Mr Baah, who was speaking to the Ghana News Agency in Accra on challenges facing the country about post-harvest-losses and how to address it said, he was in India in April this year at the invitation of an Indian Company which was playing a frontline role to understudy their system.

He said India had made the strides in addressing post-harvest-losses and the technology could be replicated in Ghana. He said Ghana's High Commission in India was working towards getting some Indian Companies with the relevant expertise to help Ghana to establish some of the cold storage facilities in Ghana.

He said Ghana was seeking India's technology because India was another Third World country, with technology that was suitable to Ghana and considerably cheaper.

In an earlier interview with Prof Mike Ocquaye, Ghana's High Commissioner in India on areas of strengthening economic co-operation between Ghana and India, he mentioned areas like sugar, wood and palm oil plantation development and processing as vital ventures in which the two countries needed to collaborate.

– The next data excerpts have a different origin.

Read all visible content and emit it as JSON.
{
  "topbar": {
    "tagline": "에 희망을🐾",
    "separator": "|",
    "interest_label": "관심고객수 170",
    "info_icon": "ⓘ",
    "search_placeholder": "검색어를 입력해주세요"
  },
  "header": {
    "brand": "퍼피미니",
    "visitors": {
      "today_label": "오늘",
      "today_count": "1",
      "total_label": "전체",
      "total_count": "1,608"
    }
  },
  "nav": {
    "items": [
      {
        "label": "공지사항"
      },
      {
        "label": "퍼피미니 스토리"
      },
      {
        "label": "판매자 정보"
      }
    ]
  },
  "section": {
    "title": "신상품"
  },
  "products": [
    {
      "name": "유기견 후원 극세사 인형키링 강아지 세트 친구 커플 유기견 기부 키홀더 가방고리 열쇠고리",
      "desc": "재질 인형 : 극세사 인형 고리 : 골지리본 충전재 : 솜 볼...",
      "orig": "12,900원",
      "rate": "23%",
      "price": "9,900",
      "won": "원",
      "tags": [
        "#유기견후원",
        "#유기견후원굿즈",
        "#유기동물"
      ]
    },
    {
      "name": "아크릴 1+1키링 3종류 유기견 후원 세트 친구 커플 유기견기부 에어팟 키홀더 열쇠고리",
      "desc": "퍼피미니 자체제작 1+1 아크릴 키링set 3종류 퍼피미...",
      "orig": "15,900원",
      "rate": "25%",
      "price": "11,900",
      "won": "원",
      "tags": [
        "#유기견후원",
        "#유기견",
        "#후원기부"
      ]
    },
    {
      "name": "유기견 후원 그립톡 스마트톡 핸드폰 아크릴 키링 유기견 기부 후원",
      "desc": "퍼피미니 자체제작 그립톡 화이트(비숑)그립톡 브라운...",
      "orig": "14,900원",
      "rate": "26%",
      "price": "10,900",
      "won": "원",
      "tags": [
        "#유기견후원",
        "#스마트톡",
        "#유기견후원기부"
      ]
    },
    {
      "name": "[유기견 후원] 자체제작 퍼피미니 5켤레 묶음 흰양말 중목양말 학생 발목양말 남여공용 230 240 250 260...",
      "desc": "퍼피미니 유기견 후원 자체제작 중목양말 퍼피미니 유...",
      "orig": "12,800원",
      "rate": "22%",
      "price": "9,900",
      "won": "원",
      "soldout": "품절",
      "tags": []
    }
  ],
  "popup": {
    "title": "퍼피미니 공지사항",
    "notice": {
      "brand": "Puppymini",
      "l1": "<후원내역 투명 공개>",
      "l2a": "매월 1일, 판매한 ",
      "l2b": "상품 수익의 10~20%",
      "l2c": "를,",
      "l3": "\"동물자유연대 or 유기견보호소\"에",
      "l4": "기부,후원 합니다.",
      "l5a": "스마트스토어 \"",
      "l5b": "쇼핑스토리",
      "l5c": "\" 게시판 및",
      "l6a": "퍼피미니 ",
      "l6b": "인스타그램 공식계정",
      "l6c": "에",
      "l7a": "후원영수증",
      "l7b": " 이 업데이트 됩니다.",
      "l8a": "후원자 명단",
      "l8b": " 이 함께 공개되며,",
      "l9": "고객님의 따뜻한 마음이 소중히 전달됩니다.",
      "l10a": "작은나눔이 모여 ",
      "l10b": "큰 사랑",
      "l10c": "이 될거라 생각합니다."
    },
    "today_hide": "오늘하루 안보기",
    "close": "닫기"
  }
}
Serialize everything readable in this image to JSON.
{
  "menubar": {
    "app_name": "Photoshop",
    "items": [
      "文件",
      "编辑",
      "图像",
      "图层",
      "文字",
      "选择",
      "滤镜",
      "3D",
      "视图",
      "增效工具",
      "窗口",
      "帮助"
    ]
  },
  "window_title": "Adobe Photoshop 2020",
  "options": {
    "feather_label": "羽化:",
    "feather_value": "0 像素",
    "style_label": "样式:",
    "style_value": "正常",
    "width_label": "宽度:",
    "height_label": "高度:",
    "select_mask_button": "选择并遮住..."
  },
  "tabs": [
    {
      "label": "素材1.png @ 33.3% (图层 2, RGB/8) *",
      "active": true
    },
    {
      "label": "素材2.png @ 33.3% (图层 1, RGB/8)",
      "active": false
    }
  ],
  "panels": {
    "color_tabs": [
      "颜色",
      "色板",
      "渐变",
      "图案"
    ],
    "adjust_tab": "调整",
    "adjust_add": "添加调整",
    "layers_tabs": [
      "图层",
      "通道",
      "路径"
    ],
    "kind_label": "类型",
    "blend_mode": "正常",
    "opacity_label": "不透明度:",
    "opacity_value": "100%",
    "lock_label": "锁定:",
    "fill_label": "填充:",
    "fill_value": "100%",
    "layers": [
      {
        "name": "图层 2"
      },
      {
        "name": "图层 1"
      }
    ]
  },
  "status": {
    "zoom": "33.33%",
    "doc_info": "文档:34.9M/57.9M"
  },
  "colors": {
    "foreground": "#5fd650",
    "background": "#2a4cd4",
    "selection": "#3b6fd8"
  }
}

He said Ghana imported about 50 million dollars worth of sugar a year, an amount that could be reduced if Ghana's sugarcane production was well developed and processed.

The semi-process form of sugar, molasses, was cheap and was used in almost all Indian homes and "Ghana could also do the same if we had the appropriate technology," he said.

Professor Ocquaye said oil lubricants and detergents and even manure could be produced if the country's oil palm industry was well developed.

He said such initiatives were being taken within the framework of the President's Special Initiative to help develop the private sector and improve agriculture.

"Ghana is making proposals for India's assistance in this direction to develop the sector, which is the mainstay of the economy," he said.